Aug 16, 2000
I've had HIV for 2 years and now am undetectable with viral load of about 550. I've been having kidney problems, so my doctor sent me to a nephrologist. They did a biopsy and found that it was not cancer, but my creatinine level is high and the kidneys are slowly failing. The nephrologist says this is 100% unrelated to the HIV, but he says that most likely in the next 2-3 yrs I will need to start dialysis. He says that a transplant is impossible because no one will do a transplant with those with HIV because the anti-rejection drugs you have to take might interfere with the immune system. Does this sound right to you, and do you know of others with HIV who have had transplants of some sort? I have many friends and family members willing to give me one of their kidneys. Thank you!

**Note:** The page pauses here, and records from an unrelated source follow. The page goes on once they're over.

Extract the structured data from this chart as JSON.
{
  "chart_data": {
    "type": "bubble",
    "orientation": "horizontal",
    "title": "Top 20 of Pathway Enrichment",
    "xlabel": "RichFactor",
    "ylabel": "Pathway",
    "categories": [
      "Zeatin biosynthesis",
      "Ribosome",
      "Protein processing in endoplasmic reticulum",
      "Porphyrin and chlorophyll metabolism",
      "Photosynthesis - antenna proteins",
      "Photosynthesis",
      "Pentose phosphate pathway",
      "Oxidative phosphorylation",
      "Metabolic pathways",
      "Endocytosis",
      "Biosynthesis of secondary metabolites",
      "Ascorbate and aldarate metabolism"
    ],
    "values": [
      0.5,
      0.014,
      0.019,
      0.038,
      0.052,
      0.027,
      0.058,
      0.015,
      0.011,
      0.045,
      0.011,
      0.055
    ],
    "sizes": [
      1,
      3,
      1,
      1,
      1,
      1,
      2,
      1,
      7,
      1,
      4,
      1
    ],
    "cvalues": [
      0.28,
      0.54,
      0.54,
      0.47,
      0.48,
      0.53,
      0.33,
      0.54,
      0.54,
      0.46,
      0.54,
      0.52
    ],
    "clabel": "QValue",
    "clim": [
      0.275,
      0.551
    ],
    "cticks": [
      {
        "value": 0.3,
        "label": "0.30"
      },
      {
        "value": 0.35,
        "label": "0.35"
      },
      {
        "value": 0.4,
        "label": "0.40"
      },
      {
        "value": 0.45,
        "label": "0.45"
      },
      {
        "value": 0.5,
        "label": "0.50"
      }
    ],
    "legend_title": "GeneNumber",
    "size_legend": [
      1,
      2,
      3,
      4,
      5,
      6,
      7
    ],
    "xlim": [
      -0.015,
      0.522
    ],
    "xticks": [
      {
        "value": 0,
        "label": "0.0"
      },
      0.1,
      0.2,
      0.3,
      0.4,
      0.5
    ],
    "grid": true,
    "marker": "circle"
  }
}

Response from Dr. Feinberg
First of all, there is an entity called HIV-associated nephropathy ("HIVAN") that can cause kidney failure. Secondly, it is true that organ transplants are rarely done in HIV+s, although attitudes are changing about his because it now seems possible that HIV-infected people may live out a normal lifespan if their virus is well-controlled. I understand a few medical centers are beginning to try transplants in such patients. You and your doctor may want to contact these places directly to find out the current status of organ transplantation in HIV+s. I suggest you look into the Univ. of Pittsburgh and UCSF/San Francisco General Hospital. If they are not doing this now, perhaps they can direct you to a center that is. Good luck!